Trade talks with non-market countries
Critics are worried that Canadian sovereignty or at least foreign policy autonomy is irreparably harmed by article 32.10: “Entry by any Party into a free trade agreement with a non-market country shall allow the other Parties to terminate this Agreement on six-month notice and replace this Agreement with a bilateral agreement.” This provision is of symbolic importance for the US but is irrelevant for Canada. Canada knows without being told that such negotiations would make this US government nervous, especially if they undermine the USMCA or the US trade war with China by allowing Canada even more scope to displace US goods in the Chinese market. This provision does not prevent the slow process of deepening engagement, which may lead to a free trade agreement, when both sides are ready.
The USMCA seeks to prohibit restrictions on cross-border transfer of data, as well as restrictions on where the servers that hold those data can be located. Does that mean Canada cannot impose such restrictions, as some critics say? Not at all. Data held or processed by or on behalf of a government, like health data, are excluded from the agreement. And both data provisions allow restrictions when necessary for a public purpose, such as privacy.
Revising the three NAFTA dispute settlement chapters was one of the most contentious parts of the negotiations. First, Lighthizer dislikes arbitration of disputes between investors and states (NAFTA chapter 11) because he thinks that the ability to sue a foreign government reduces the risks for firms that invest outside the US. Business likes it for exactly the same reason, especially with regard to investing in Mexico, given uncertainties about future government policies there. The USMCA compromise is a more limited version of chapter 11 for US investors in Mexico. Canada opted out of the new USMCA provision, since the CPTPP (Comprehensive and Progressive Trade Agreement for Trans-Pacific Partnership) provision is available for Canadian investors in Mexico.
Second, chapter 19 of NAFTA allows for a binational panel to review domestic decisions on such things as countervailing duties levied to counteract another country’s subsidies in a particular industry. Lighthizer is opposed to any non-US tribunal being allowed to rule on US decisions about unfair trade, but maintaining and even improving chapter 19 was a red line for the Canadian government. Knowing that the provision is there influences the actions of US officials, who make more careful decisions in order to avoid the possibility of a rebuke (or so Canadians officials believe).

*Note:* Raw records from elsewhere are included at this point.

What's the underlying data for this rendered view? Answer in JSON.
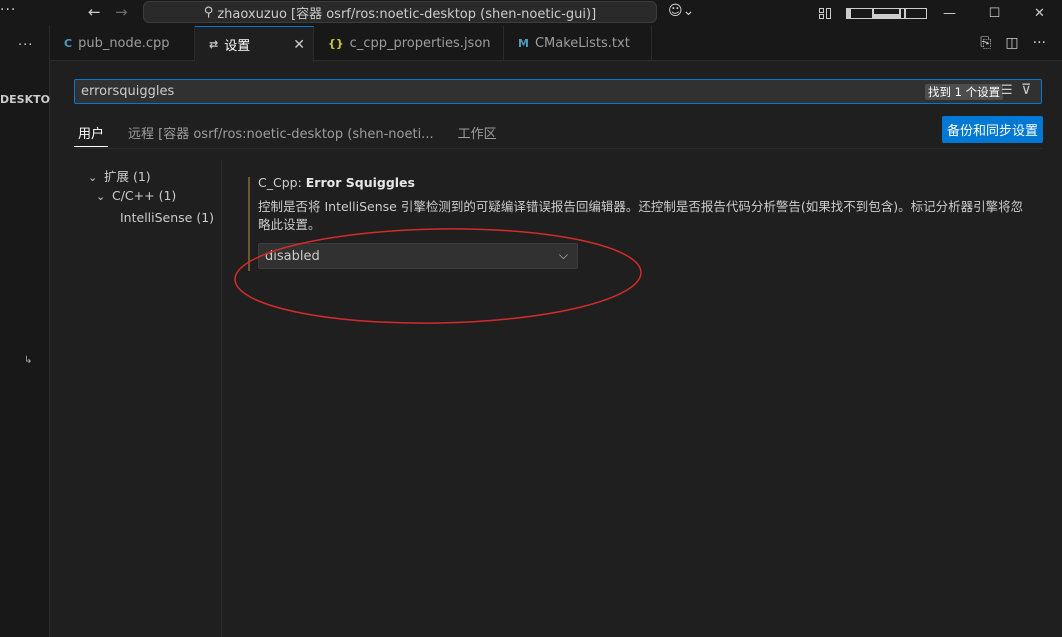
{
  "titlebar": {
    "command_center_text": "zhaoxuzuo [容器 osrf/ros:noetic-desktop (shen-noetic-gui)]",
    "menu_dots": "···"
  },
  "sidebar": {
    "dots": "···",
    "section_label": "DESKTO..."
  },
  "tabs": [
    {
      "label": "pub_node.cpp",
      "icon": "C"
    },
    {
      "label": "设置",
      "icon": "⇄"
    },
    {
      "label": "c_cpp_properties.json",
      "icon": "{}"
    },
    {
      "label": "CMakeLists.txt",
      "icon": "M"
    }
  ],
  "settings": {
    "search_value": "errorsquiggles",
    "found_badge": "找到 1 个设置",
    "scopes": [
      "用户",
      "远程 [容器 osrf/ros:noetic-desktop (shen-noeti...",
      "工作区"
    ],
    "sync_button": "备份和同步设置",
    "toc": [
      {
        "label": "扩展 (1)"
      },
      {
        "label": "C/C++ (1)"
      },
      {
        "label": "IntelliSense (1)"
      }
    ],
    "setting": {
      "category": "C_Cpp: ",
      "name": "Error Squiggles",
      "description": "控制是否将 IntelliSense 引擎检测到的可疑编译错误报告回编辑器。还控制是否报告代码分析警告(如果找不到包含)。标记分析器引擎将忽略此设置。",
      "value": "disabled"
    }
  },
  "colors": {
    "accent": "#0078d4",
    "annotation": "#d42b2b"
  }
}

Finally, NAFTA chapter 20 is the state-to-state dispute settlement mechanism used for the interpretation or application of NAFTA. It has not been used since 2001. Here too Lighthizer would have liked to limit its scope, so the fact that it is essentially unchanged pleased Canada. Improvements to make it more usable would have been great, but negotiators were satisfied that they gave nothing away, preserving the possibility of future improvements.
It is true that some parts of the USMCA do send our trilateral trade relations backward, like the more restrictive rules of origin and the export caps on three milk products. At the same time as the agreement is signed, the countries will also sign “side letters” that are related to but not part of the agreement. For example, there are side letters on the “national security” tariffs that the Trump administration has imposed on Canadian steel and aluminum. These side letters imply a tolerance of these tariffs. And there are aspects I’d rather not see in a trade agreement, like the symbolic provisions on China, and the review clause. On the other hand, the most valuable parts of NAFTA are preserved, especially tariff-free trade for most products. And many chapters succeed in updating the rules for North American commercial relations.
A similar balance sheet could be established for the US. The USMCA is a mixed bag, but the Americans got some of what they wanted, especially if the President thinks that the auto rules of origin changes will bring jobs back from Mexico and reduce the trade deficit. So there is enough in the deal for the President to declare victory and turn his attention to China. But it’s only a victory if it gets through Congress.
The USMCA is a long way from ratification. Once the agreement is signed, it has to be implemented in legislation. Nobody sees a problem in Canada or Mexico, although both countries are unlikely to implement the deal if the steel and aluminum tariffs are still in place. But the US is another matter. Implementing legislation will be tabled in the new year. We will know more about the prospects when the new Congress takes office in January. Many Democrats worry that the agreement does not go far enough to ensure Mexican enforcement of the tough new rules on labour and on the environment. Some Republicans think the language on gender and sexual identity in the labour discrimination section should be stripped. Neither Canada nor Mexico is likely to agree to reopening the deal — it is a package that required compromises by all three parties.
If enough members of Congress are unhappy, they could demand changes in the implementing legislation and the accompanying statement of administrative action that specifies how it will be implemented. Or they could accept that their concerns can be addressed in additional side letters, for example on the implementation of environmental standards. If Democrats are unwilling to give the President a victory, they may delay consideration for months, or years, or they could just reject it. The President, faced with a recalcitrant Congress, might give notice to withdraw from NAFTA to apply pressure, or he might leave NAFTA alone and move on. Trump claimed that NAFTA is the worst deal ever, but he might blame keeping it on Democrats and pivot to China and Europe. So we may yet have merely the old NAFTA, if ratification drags on.